Mahalli mahkemece verilen hükümler temyiz edilmekle dosya incelenerek, gereği düşünüldü:
Hükümlerden sonra 30/04/2013 tarihinde yürürlüğe giren 6459 sayılı Kanunun 12. maddesi ile 5237 sayılı TCK’nın 235. maddesinde düzenlenen ihaleye fesat karıştırma suçu için aynı maddenin 1. fıkrasında öngörülen hapis cezasının alt ve üst sınırlarının değiştirilmesi, bu suç sonucunda ilgili kamu kurumu veya kuruluşu açısından bir zarar meydana gelmesi durumunda cezanın yarı oranında artırılmasını öngören 3. fıkranın ise;
“İhaleye fesat karıştırma suçunun:
a) Cebir ve tehdit kullanmak suretiyle işlenmesi halinde temel cezanın alt sınırı beş yıldan az olamaz. Ancak, kasten yaralama veya tehdit suçunun daha ağır cezayı gerektiren nitelikli hallerinin gerçekleşmesi durumunda, ayrıca bu suçlar dolayısıyla cezaya hükmolunur.

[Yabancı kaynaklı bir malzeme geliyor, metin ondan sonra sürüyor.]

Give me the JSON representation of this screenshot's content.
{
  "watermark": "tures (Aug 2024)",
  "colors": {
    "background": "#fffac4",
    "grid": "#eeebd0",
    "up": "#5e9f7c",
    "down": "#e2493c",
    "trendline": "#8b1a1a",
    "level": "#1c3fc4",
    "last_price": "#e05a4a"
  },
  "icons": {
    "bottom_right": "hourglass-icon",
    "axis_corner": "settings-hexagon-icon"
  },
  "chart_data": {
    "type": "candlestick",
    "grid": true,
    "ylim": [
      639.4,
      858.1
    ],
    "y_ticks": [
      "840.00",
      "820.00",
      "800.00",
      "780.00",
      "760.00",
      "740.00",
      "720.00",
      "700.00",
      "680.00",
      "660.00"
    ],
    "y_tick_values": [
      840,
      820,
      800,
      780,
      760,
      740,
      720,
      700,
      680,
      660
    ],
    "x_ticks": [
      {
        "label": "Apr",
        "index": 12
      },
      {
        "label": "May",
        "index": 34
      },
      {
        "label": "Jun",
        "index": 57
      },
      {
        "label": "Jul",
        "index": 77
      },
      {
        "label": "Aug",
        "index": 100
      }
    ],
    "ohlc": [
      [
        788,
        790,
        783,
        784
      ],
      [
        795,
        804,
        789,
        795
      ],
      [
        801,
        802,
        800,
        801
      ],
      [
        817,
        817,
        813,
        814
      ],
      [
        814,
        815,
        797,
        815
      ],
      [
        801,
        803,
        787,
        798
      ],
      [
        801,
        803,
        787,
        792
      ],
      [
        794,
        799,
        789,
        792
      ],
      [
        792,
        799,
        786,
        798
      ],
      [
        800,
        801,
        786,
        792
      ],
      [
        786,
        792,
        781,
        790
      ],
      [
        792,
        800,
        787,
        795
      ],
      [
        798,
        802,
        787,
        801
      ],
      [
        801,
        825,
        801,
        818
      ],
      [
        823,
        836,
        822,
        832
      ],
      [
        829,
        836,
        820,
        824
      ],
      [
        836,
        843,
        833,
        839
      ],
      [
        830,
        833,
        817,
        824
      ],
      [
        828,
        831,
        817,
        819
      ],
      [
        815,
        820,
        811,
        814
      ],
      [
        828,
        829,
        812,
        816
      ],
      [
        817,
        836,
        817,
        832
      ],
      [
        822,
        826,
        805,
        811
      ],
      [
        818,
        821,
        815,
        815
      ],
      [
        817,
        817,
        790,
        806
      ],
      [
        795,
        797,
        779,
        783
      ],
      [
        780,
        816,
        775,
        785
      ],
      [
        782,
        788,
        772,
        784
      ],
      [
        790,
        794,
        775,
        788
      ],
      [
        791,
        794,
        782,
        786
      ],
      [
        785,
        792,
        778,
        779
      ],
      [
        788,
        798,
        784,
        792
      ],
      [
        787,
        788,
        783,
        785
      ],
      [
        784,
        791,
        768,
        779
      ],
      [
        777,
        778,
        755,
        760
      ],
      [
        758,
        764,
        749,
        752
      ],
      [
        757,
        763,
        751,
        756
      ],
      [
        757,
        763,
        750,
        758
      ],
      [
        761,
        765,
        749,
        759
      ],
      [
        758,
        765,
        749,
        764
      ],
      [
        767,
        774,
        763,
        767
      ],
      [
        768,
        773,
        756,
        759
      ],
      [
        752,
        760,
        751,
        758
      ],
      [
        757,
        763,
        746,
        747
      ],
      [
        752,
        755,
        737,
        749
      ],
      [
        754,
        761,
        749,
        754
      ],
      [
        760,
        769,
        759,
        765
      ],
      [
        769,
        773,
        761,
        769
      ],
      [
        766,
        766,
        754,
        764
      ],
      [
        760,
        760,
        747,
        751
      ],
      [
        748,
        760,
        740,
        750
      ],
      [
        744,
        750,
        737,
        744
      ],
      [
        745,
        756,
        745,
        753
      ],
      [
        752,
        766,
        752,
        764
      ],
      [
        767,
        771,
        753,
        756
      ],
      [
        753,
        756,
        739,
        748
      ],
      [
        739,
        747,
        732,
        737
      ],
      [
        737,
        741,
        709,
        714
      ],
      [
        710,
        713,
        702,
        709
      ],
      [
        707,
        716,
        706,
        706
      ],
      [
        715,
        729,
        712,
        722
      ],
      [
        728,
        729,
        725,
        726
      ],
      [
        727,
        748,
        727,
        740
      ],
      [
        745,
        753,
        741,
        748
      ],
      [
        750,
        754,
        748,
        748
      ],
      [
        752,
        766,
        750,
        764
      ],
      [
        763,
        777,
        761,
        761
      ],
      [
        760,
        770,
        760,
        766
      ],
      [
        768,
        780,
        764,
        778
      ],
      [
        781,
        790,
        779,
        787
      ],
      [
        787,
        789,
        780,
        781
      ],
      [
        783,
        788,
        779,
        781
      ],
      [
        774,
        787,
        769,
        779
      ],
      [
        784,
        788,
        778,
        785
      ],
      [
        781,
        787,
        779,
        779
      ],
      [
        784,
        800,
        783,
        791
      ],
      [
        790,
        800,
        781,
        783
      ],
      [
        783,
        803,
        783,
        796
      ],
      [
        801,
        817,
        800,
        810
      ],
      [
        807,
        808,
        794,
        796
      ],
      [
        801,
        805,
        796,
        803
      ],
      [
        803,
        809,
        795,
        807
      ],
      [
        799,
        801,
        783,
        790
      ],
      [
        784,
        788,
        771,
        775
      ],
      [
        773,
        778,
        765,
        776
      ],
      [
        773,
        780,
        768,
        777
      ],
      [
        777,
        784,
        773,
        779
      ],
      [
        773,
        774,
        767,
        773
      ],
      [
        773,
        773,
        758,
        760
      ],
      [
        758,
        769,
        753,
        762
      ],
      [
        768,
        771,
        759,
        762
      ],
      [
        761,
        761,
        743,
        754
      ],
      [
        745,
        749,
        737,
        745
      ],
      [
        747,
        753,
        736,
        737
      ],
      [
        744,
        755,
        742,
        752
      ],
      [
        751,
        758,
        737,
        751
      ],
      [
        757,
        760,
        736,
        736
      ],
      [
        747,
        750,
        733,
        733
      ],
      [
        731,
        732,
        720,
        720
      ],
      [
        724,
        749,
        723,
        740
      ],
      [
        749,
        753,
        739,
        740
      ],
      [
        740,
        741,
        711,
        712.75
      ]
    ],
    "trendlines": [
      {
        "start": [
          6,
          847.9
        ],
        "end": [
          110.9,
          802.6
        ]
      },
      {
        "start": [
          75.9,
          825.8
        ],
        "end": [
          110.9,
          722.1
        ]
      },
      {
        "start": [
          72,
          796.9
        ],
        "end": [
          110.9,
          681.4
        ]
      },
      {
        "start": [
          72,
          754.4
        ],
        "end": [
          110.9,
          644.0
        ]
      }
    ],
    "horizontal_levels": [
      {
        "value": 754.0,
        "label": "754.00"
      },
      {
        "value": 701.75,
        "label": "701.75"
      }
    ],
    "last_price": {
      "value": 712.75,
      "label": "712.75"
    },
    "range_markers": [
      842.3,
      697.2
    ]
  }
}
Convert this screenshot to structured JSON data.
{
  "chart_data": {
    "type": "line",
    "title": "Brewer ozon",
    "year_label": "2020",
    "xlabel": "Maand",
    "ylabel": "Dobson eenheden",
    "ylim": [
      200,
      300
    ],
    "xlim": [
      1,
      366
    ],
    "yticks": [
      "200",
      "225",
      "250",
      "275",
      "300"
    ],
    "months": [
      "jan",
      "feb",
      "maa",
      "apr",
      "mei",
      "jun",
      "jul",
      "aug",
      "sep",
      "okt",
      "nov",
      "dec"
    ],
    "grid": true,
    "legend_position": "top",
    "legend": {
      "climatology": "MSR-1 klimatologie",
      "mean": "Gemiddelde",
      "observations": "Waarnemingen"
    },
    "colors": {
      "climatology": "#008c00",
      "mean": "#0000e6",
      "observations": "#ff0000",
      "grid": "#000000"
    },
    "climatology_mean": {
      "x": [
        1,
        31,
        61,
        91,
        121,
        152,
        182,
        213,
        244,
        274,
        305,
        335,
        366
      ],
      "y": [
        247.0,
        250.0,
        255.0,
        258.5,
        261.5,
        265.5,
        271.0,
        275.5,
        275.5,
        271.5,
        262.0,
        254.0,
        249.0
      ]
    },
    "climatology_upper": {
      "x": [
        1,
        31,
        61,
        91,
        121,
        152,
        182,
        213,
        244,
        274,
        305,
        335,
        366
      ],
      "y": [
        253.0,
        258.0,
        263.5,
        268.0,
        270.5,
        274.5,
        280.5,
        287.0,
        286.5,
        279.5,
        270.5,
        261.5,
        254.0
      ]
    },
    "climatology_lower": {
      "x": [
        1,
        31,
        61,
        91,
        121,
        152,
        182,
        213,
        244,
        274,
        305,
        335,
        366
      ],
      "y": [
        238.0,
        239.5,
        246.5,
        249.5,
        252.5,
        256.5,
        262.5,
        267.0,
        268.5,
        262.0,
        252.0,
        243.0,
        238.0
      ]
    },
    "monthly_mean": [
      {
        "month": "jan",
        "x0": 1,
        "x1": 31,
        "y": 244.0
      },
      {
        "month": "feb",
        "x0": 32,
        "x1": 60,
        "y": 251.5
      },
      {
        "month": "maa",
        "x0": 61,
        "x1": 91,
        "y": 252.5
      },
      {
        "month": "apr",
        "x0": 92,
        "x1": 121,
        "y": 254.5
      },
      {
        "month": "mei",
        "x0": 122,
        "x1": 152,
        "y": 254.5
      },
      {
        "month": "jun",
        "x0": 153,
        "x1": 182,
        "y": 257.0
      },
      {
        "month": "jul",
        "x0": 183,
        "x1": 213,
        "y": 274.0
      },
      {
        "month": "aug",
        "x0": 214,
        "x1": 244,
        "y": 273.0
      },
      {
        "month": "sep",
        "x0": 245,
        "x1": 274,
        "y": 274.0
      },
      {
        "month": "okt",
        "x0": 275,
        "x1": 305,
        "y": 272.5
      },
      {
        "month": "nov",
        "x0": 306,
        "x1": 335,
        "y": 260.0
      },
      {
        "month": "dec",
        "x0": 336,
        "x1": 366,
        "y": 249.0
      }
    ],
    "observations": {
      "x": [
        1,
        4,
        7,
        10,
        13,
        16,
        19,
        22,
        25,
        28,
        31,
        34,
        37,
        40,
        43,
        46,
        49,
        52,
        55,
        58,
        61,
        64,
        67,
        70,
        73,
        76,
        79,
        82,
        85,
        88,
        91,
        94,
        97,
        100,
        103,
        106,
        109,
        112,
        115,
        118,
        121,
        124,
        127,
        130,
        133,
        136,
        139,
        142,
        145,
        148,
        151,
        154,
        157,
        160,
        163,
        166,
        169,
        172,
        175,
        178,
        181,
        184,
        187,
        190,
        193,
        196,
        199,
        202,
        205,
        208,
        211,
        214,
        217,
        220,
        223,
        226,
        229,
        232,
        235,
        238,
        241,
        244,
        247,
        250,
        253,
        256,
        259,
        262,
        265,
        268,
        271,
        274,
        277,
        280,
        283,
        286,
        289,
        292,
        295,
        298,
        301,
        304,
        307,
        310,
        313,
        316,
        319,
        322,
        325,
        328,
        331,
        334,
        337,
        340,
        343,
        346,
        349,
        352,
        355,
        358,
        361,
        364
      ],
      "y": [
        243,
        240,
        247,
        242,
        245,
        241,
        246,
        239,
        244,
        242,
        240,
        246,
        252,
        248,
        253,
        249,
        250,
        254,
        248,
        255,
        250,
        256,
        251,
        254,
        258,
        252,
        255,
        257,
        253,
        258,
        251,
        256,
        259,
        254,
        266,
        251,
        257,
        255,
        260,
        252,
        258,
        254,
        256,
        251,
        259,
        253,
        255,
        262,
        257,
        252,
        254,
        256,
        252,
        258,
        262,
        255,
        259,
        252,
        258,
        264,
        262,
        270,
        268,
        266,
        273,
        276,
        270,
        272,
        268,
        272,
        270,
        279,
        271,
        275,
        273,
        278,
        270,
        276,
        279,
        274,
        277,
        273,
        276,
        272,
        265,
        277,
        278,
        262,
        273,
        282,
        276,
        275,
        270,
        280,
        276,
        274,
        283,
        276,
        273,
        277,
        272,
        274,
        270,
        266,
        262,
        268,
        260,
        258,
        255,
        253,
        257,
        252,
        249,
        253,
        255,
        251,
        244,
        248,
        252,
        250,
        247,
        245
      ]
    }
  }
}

b) İşlenmesi sonucunda ilgili kamu kurumu veya kuruluşu açısından bir zarar meydana gelmemiş ise, bu fıkranın (a) bendinde belirtilen haller hariç olmak üzere, fail hakkında bir yıldan üç yıla kadar hapis cezasına hükmolunur.” şeklinde yeniden düzenlenmesi karşısında; TCK’nın 7/2. madde-fıkrasındaki “suçun işlendiği zaman yürürlükte bulunan kanun ile sonradan yürürlüğe giren kanunların hükümleri farklı ise, failin lehine olan kanun uygulanır ve infaz olunur” hükmü nazara alınıp haklarında ihaleye fesat karıştırma ile rüşvet suçlarından mahkumiyet ve beraat kararları verilen sanıkların suçları arasındaki bağlantı ve iştirak ilişkisi de gözetilerek hukuki durumlarının birlikte mahkemesince yeniden değerlendirilmesi zorunluluğu,
Kabule göre de;
Sanıklar …, …, …, …, …, … ve …’nun ihale şartlarını ve özellikle fiyatı etkilemek için aralarında açık veya gizli anlaşma yapmak, sanık …’nun ise tekliflerle ilgili olup da ihale mevzuatına veya şartnamelere göre gizli tutulması gereken bilgilere başkalarının ulaşmasını sağlamak suretiyle ihaleye fesat karıştırdıkları kabul edildiği halde hüküm fıkrasında sanık … için “TCK’nın 235/2-(b) maddesi delaletiyle”, diğer sanıklar için ise “TCK’nın 235/2-(d) maddesi delaletiyle” ibarelerine yer verilmeyerek CMK’nın 232/6. maddesine muhalefet edilmesi,
Sanıklar …, …, …, …, …, … ve … hakkında 4734 sayılı Kamu İhale Kanununun 17/a maddesi yollamasıyla anılan Yasanın 59/1. maddesi uyarınca yasaklama kararına hükmedilmemesi,
Suçun 5237 sayılı Yasanın 53/1-a maddesindeki yetkinin kötüye kullanılması suretiyle işlendiğinin kabul edilmesi karşısında sanık … hakkında aynı Yasanın 53/5. maddesinin uygulanması gerektiğinin gözetilmemesi,
Anayasa Mahkemesinin 08/10/2015 tarih ve E. 2014/140; K. 2015/85 sayılı Kararının 24/11/2015 tarih ve 29542 sayılı Resmi Gazete’de yayımlanarak yürürlüğe girmiş olması nedeniyle TCK’nın 53/1. maddesiyle ilgili olarak yeniden değerlendirme yapılmasında zorunluluk bulunması,
Bozmayı gerektirmiş, katılan vekili ile sanıklar …, …, …, Nurettin Karaman, …, …, … ve … müdafiilerinin temyiz itirazları bu itibarla yerinde görülmüş olduğundan, sair yönleri incelenmeyen hükümlerin 5320 sayılı Yasanın 8/1. maddesi de gözetilerek CMUK’nın 321. maddesi uyarınca BOZULMASINA, 23/02/2016 tarihinde oybirliğiyle karar verildi.